BUSINESS

UK v. Spain diplomatic spat could affect Gibraltar-based online gambling firms

TAGs: Bet365, Gambling (Licensing and Advertising) Bill, Gibraltar, Ladbrokes, Point of Consumption Tax, spain, William Hill

spain-uk-gibraltar-online-gamblingUK operator Bet365 has become the fourth online gambling company to receive the blessing of Spain‘s gambling regulator to offer a live dealer roulette product. Bet365 joins 888, Interwetten and Luckia Games as the only legally sanctioned live roulette offering in the country that only recently authorized the introduction of slots to the online repertoire.

Unlike many of its UK competitors, such as William Hill or Ladbrokes, the Stoke-based Bet365 never relocated its online sportsbook to Gibraltar to beat the UK taxman. However, Bet365 does have operations licensed in Gibraltar, which now face the possibility of becoming collateral damage in the escalating war of words between the UK and Spain. Over the weekend, Spanish foreign minister José Garcia-Margallo repeated complaints that Gibraltar authorities’ efforts to create an artificial reef had damaged Spanish fishing grounds. A not at all upset Garcia-Margallo warned the UK that the “party is over.”

Garcia-Margallo told media outlet ABC that Spain, which has never officially conceded the UK’s three-century-old sovereignty over Gibraltar, was considering retaliatory measures including requiring Gibraltar-based online gambling firms to use Spanish-based servers and pay taxes to Madrid.
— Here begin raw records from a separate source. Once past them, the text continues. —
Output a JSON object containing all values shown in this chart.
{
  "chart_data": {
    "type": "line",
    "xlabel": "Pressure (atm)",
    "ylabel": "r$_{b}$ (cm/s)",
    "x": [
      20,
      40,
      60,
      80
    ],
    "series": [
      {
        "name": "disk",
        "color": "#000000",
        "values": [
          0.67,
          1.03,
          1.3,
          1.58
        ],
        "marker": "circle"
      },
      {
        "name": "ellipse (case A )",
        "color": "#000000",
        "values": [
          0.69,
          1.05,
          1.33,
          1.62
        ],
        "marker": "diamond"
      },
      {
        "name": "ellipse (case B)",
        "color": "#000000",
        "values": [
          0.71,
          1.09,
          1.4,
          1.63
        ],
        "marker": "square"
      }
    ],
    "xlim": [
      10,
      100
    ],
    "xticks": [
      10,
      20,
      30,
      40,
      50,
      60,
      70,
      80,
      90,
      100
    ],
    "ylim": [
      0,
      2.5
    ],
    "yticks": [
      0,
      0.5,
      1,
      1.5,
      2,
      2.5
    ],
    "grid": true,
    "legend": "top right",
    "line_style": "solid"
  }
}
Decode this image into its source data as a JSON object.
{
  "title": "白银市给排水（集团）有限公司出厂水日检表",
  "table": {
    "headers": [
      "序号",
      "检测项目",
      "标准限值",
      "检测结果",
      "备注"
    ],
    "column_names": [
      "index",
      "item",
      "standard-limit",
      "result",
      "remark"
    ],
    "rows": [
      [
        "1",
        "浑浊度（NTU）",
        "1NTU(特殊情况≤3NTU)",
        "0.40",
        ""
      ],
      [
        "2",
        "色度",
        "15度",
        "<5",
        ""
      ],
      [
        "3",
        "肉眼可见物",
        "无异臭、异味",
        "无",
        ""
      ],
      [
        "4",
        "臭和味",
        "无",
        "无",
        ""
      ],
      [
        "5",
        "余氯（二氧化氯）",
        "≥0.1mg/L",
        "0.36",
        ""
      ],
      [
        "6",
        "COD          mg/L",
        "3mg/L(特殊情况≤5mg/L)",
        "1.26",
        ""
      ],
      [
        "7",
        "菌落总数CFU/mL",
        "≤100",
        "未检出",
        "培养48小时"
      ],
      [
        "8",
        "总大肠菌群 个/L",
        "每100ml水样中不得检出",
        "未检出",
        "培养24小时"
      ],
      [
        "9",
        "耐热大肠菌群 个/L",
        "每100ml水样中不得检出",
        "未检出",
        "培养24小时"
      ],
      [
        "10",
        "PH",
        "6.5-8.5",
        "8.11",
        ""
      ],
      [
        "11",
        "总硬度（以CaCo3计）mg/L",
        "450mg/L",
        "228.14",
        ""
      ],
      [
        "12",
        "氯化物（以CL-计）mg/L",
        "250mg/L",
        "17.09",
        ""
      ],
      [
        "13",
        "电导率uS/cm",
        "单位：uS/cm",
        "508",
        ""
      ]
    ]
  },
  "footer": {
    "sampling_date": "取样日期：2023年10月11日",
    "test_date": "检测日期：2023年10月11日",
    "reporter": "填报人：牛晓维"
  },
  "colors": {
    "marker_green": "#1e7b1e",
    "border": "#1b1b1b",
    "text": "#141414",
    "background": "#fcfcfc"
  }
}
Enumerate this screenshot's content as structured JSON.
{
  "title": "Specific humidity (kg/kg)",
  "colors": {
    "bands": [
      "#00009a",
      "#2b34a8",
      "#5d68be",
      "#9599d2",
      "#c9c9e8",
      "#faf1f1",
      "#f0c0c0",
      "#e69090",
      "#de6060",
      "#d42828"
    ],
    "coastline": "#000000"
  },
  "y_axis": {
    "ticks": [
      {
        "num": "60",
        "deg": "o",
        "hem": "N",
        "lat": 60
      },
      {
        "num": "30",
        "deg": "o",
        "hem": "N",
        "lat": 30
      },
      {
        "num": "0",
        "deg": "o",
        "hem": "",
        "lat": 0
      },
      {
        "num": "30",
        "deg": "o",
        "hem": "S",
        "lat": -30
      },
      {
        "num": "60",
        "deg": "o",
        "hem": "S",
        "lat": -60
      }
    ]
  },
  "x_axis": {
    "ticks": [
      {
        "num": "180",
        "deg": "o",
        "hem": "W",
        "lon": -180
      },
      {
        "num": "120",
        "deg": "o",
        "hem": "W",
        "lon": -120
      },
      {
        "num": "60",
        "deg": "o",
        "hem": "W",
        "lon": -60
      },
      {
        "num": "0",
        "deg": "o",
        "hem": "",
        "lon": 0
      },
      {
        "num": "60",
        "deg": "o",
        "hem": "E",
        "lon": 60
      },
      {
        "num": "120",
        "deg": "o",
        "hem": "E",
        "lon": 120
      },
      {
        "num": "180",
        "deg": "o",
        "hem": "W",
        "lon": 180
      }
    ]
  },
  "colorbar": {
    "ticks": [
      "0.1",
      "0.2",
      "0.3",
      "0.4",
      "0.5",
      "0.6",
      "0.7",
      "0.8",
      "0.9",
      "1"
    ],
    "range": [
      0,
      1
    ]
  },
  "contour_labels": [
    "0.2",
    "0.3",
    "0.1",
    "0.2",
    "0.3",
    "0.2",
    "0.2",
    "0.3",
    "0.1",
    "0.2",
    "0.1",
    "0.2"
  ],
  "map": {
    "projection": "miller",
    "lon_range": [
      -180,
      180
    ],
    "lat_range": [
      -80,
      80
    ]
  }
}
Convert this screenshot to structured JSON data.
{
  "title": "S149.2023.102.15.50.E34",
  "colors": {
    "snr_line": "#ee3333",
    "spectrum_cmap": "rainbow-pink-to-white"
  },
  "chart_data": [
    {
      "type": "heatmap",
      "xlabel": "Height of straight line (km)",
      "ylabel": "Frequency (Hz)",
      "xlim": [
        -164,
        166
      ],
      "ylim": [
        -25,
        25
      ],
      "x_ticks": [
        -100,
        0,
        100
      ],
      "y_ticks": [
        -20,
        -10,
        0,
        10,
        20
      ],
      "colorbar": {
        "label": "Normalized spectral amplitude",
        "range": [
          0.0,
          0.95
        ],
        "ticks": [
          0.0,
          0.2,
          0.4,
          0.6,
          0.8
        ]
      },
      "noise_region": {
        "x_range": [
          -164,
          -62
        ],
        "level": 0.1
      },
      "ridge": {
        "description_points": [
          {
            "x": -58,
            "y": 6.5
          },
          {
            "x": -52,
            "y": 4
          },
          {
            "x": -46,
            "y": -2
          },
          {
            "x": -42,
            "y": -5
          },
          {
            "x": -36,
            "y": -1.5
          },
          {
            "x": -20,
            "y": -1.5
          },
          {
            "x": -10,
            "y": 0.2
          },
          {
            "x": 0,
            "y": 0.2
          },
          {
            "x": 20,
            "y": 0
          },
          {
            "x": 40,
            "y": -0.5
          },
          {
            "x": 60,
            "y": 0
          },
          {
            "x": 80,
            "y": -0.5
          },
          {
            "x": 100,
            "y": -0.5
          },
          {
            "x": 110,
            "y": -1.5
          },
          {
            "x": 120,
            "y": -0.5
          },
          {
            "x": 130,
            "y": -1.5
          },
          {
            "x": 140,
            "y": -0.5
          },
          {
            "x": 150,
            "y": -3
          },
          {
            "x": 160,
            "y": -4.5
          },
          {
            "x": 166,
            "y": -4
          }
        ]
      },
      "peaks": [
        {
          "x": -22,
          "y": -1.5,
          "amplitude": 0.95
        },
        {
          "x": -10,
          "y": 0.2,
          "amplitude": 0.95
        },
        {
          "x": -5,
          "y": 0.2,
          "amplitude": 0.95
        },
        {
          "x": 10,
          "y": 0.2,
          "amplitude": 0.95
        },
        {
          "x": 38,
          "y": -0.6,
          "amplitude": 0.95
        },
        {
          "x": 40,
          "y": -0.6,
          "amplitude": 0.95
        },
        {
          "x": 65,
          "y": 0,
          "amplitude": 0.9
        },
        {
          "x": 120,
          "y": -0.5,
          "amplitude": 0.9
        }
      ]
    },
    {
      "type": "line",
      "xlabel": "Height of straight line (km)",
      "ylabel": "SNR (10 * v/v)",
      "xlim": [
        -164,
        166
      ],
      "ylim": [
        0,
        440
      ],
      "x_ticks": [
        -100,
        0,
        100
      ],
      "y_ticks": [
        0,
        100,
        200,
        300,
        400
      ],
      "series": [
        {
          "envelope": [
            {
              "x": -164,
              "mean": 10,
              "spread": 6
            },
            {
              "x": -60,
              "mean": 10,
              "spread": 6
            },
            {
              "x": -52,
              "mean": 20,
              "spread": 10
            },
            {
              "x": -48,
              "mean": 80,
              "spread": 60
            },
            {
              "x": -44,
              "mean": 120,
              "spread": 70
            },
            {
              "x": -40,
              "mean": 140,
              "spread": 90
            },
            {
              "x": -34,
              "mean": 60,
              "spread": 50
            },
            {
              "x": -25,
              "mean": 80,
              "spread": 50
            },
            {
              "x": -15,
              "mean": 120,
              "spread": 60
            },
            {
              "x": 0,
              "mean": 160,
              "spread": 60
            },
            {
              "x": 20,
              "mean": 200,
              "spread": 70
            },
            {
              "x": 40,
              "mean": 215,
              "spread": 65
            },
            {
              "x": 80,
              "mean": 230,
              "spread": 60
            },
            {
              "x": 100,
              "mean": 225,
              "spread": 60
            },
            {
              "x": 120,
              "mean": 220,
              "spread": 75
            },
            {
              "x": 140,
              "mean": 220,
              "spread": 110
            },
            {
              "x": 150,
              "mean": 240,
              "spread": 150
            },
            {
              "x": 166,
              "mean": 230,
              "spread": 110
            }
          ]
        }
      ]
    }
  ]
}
Since many of these companies rely on commuting Spanish workers, Spain is also considering imposing a €50 fee on all vehicles crossing the border (in either direction) and blocking air travel between the two jurisdictions.

Following Garcia-Margallo’s verbal broadside, the UK government issued a statement saying it was “seeking an explanation” for the undiplomatic language and pledging its commitment to preserving its sovereignty over the territory, so long as Gibraltar’s residents continued to express a desire to be under the UK’s authority. In a less diplomatically adroit move, Gibraltar Chief Minister Fabian Picardo accused Spain of behaving like North Korea.

Giles Paxman, the British ambassador in Madrid, issued a formal complaint on Tuesday, to which Spain responded by ordering Paxman to instruct Gibraltar authorities to remove the 70 blocks of concrete they’d dumped into the ocean. Since Picardo had already said “hell would freeze over” before the artificial reef would be removed, it seems all sides are digging in, leaving online gambling firms caught in the middle.

DEFEND US FROM SPAIN, THEN DEFEND YOURSELF FROM US
Ironically, the UK v. Spain brouhaha erupted just as those Gibraltar-based companies – along with the Gibraltar government – were threatening to take legal action to prevent the UK government from introducing its new 15% online gambling point-of-consumption (POC) tax. Gibraltar-based companies currently pay only 1% tax on their online revenue, and Ladbrokes’ chief of operations in Gibraltar Steve Buchanan said the difference would put “a huge and unwanted cost on our business.”

‘The Rock’ would also feel the effects of the UK plans. Gibraltar gambling commissioner Phill Brear recently told the New York Times that online gambling accoutns for 15% of Gibraltar’s overall economy. As usual, Picardo went further, comparing the UK’s plan to the US experiment with alcohol prohibition in the 1920s and warning that the POC tax “would be devastating for the UK itself.”

It’s not like the UK’s new gambling regulation – which would also require online gambling companies to hold UK-issued licenses – would completely undo the benefits of a Gibraltar business address. Unlike the UK, Gibraltar imposes no value-added-tax on activities like advertising. But the companies would undoubtedly suffer, and their customers – an estimated 60% of Britons place online wagers with Gibraltar-based companies – would suffer along with them as companies passed on the new cost of doing business.

While discussing his company’s Q2 earnings last week, Hills boss Ralph Topping addressed the proposed regulatory changes, saying the UK government “needs to get real on regulation. They are too upper class. They need to become naked ramblers and go on a walking tour of the country to see how ordinary people live.” But if they could just hold off doing so until after this latest Spanish armada has been sent to the bottom, well, that would be swell.